Selain itu, hadir juga perwakilan
dari Tim Kajian RUU KUHP Dewan Pers tahun 2020, diantaranya, Ahmad Djauhar, dan
K. Candi Sinaga.
Arif Zulkifli sebelum diskusi
dimulai memberi arahan untuk mencermati bahayanya pasal-pasal rancangan KUHP
apabila diterapkan, apakah akan berpotensi mengkriminalisasi wartawan, apa yang
harus dilakukan bersama-sama.
Dalam diskusi secara tegas dan jelas
ahli hukum tata negara dan kebijakan Bivitri Susanti yang menjadi pembicara
menjelaskan pasal per pasal yang berpotensi menghambat dan mengancam
kemerdekaan pers.
Pemerintah dan DPR RI, kata Bivitri
sudah diberi masukan mengenai RUU KUHP sejak tahun 1980-an, tapi tidak mau
mengubahnya. “Kenapa keukeuh banget,” kata Bivitri Susanti.

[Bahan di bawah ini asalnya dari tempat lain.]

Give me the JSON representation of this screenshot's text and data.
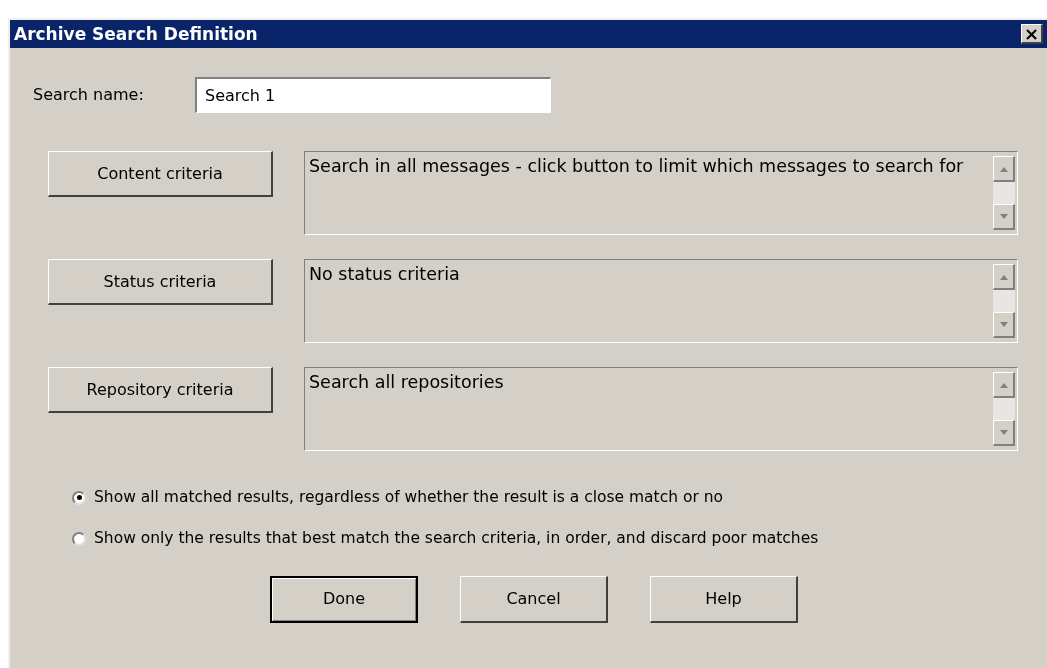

Bivitri yang mengikuti perjalanan
RUU KUHP secara seksama menuturkan, tahun 2019, RUU tersebut hampir diketok
palu untuk diputuskan. Tetapi kemudian ditarik karena ada pasal- pasal yang
kontroversial.
Pada 22 Mei 2022, dalam rapat
dipresentasikan kembali, masih ada 14 pasal kontroversi, termasuk yang
mengancam kebebasan pers. “Pada 4 Juli 2022 draft KUHP dibuka ke publik. Tidak
berubah juga,” kata Bivitri.
Persoalan RUU KUHP menjadi
menakutkan dan menyurutkan kemerdekaan pers apabila diputuskan. Hal ini harus
menjadi perhatian kalangan pers.
Untuk turut mencermati RUU KUHP,
Ketua Umum SMSI Firdaus mengirim tim yang diketuai oleh Makali Kumar SH, ketua
bidang Hukum, Arbitrase, dan Legislasi SMSI Pusat untuk hadir dalam diskusi
tersebut.
“SMSI tetap konsisten untuk menolak
adanya pasal-pasal di RUU KUHP yang berpotensi merusak kemerdekaan pers, dan
tidak sejalan dengan UU Pers No 40 tahun 1999 tentang Pers. SMSI akan berada di
garda terdepan bersama Dewan Pers dan berbagai kalangan Pers dalam menyikapi
rencana DPR dan Pemerintah dalam melanjutkan pembahasan dan isu penetapan RUU
KUHP tersebut,” ujar Makali Kumar saat mengikuti diskusi malam itu.
SMSI seperti disampaikan Makali
Kumar, mengharapkan Dewan Pers dan semua organisasi pers untuk konsisten, tegas
dan jelas langkahnya dalam mengkritisi sedikitnya 14 pasal RUU KUHP yang
mengancam kebebasan pers, yang disuarakan sejak tahun 2018. Dewan Pers saat
itu menyatakan dalam RUU KUHP tersebut,
banyak pasal-pasal yang mengancam
kebebasan pers dan berekspresi.
Sedikitnya, ada 14 Pasal yang menyimpang dari semangat reformasi dan
mengancam proses demokratisasi di Indonesia.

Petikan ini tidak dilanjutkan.